TAKING IT ALL OFF: Former “The Nanny” regular Madeline Zima says doing her first love scene ever in an upcoming episode of Showtime’s “Californication” series opposite David Duchovny was “a little strange, but once I was actually there in the buff, it was all business. David’s very professional.” The 21-year-old actress plays Mia, a Lolita-like fan-borderline-stalker of Duchovny’s character, Hank Moody — a troubled novelist whose obsessions with sex and drugs interfere with his personal and professional lives — in the series debuting tonight (8/13). “I worked out like a madwoman for that scene,” she adds, “because you can’t really hide anything on camera, but it was something I was looking forward to in a way. I don’t think there’s any way to be false when you’re naked. You have to really be committed.”
Zima says her character “is definitely not a cliché teenager. She’s very smart and strong and ambitious. It’s a fun role to do because she’s so different from me because she’s sort of a wild card.
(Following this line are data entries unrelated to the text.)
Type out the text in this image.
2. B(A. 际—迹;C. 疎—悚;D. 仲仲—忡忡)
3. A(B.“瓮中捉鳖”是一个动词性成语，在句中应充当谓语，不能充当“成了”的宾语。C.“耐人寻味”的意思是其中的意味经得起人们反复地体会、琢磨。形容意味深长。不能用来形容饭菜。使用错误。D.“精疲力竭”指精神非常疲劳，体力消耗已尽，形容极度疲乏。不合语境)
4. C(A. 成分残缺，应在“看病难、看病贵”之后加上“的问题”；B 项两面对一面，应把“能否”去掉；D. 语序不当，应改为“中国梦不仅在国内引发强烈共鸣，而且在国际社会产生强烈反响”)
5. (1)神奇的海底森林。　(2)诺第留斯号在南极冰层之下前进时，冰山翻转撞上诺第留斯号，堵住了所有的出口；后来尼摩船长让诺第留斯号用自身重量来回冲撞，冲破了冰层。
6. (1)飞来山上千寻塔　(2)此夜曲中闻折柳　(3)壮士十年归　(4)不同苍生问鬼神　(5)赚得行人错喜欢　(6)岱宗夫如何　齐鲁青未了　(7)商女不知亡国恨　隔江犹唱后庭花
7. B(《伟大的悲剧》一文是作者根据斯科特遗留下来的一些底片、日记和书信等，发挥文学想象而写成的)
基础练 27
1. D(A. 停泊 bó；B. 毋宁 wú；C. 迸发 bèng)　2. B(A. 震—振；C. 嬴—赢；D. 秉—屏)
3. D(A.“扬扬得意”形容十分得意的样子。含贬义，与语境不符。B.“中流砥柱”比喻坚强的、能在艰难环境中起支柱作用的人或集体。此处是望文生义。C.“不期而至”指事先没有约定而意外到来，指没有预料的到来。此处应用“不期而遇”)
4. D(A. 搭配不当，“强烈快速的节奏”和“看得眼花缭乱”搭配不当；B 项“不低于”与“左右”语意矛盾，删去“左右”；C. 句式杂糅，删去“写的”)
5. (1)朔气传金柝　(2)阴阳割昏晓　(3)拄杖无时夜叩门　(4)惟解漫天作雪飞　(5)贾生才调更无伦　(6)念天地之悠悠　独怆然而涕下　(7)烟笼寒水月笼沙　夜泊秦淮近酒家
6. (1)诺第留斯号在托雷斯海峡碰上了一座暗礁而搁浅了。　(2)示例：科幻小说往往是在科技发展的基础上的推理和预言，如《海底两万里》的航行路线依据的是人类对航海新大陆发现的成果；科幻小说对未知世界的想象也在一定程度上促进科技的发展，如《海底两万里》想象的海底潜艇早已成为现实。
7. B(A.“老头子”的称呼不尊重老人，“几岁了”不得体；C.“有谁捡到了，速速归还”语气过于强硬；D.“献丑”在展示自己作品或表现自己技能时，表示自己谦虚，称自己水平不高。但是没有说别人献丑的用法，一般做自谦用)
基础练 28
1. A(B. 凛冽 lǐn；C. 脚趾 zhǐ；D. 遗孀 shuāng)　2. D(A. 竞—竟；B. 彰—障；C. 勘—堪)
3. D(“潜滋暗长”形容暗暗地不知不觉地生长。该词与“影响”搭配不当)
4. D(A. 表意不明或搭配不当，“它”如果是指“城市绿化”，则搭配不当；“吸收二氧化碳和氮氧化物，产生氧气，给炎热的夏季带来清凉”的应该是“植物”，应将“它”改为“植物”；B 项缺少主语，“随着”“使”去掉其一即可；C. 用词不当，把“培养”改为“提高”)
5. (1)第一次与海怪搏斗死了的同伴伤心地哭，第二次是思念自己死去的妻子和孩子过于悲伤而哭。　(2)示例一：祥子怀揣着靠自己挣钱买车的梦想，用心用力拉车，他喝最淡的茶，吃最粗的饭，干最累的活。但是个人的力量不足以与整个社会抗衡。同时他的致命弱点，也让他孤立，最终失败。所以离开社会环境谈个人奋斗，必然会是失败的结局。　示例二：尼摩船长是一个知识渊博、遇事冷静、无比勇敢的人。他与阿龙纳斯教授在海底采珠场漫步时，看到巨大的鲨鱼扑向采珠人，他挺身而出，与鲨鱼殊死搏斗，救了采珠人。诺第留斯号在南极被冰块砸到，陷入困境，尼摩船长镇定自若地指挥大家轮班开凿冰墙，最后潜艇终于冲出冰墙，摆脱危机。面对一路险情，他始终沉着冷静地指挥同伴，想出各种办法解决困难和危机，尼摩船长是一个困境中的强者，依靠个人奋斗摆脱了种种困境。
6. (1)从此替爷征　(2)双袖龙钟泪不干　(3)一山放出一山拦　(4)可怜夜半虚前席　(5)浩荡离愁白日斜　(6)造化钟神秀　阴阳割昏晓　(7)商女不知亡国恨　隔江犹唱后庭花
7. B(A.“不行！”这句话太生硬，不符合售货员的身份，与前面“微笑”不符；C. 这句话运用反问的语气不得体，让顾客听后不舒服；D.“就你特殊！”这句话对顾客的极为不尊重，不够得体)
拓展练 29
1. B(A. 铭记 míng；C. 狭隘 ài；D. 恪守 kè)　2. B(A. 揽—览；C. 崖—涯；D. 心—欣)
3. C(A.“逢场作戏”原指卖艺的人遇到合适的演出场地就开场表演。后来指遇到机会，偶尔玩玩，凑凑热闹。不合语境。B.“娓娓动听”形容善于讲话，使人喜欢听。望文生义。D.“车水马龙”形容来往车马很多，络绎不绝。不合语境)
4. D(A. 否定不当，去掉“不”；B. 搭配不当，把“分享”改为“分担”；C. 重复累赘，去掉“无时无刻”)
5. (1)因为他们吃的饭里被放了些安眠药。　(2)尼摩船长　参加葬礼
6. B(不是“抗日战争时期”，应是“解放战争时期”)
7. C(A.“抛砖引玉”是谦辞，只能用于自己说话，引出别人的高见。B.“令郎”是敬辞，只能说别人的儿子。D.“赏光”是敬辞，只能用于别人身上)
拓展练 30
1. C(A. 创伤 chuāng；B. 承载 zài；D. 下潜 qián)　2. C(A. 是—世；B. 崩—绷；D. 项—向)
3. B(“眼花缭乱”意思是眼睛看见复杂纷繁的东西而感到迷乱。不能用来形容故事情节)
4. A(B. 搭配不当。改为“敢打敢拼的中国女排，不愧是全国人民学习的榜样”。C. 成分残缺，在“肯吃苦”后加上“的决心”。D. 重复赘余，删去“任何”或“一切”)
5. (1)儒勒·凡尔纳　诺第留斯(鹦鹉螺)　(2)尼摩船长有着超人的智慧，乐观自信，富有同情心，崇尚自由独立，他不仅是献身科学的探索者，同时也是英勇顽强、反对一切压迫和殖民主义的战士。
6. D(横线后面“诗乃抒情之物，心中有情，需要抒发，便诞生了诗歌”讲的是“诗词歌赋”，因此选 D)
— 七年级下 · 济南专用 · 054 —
She grew up without a mom, and her father is a successful businessman always away on trips so she grew up without any real guidance. She’s also wealthy, and like most teenagers with a lot of money and not much discipline, she does pretty much whatever she wants without much consequence. It’s both challenging and exciting to play because you never know what she’s going to do next.”
OFF THE LOT: “Cold Case” star Kathryn Morris admits she was a little disconcerted recently when driving to the downtown Los Angeles location of her CBS series. She pulled up to a group of assembled motor home dressing rooms, equipment and catering trucks — only to be told, “‘You can’t park here.’ It was the ‘Mad Men’ production company, not ours,” recalls Morris, referring to the new Showtime series. “There were three different shows working in the same area that day, so there was some confusion.”
ON THE ‘NET: “State of Mind” regular Devon Gummersall reports he’s been juggling shooting of his Lifetime series with “Quarterlife,” the new upcoming Internet series from Ed Zwick and Marshall Herskovitz. But he won’t be on camera for the latter project. “I’m working as a writer,” says Gummersall, who directed and wrote the indie film “Robbing ‘Hef.” “Quarterlife” follows a group of “25-year-olds in that awkward stage between college and adult life when you’re just out of college and thrust into the real world and have to figure out who you are. It’ll start airing in the fall in 10-minute webisodes.” He adds, “It’s going to be a first-class project, shot pretty much in the typical sophisticated Zwick/Herskovitz way, with high production values the same as if it was for TV or a movie, but it’ll air on the Internet. It’s exciting to explore the possibilities of the Internet because a lot of it is still uncharted territory.”
The actor, who plays wet-behind-the-ears attorney Barry White on “State of Mind,” says the troupe is more than halfway through its order of eight episodes.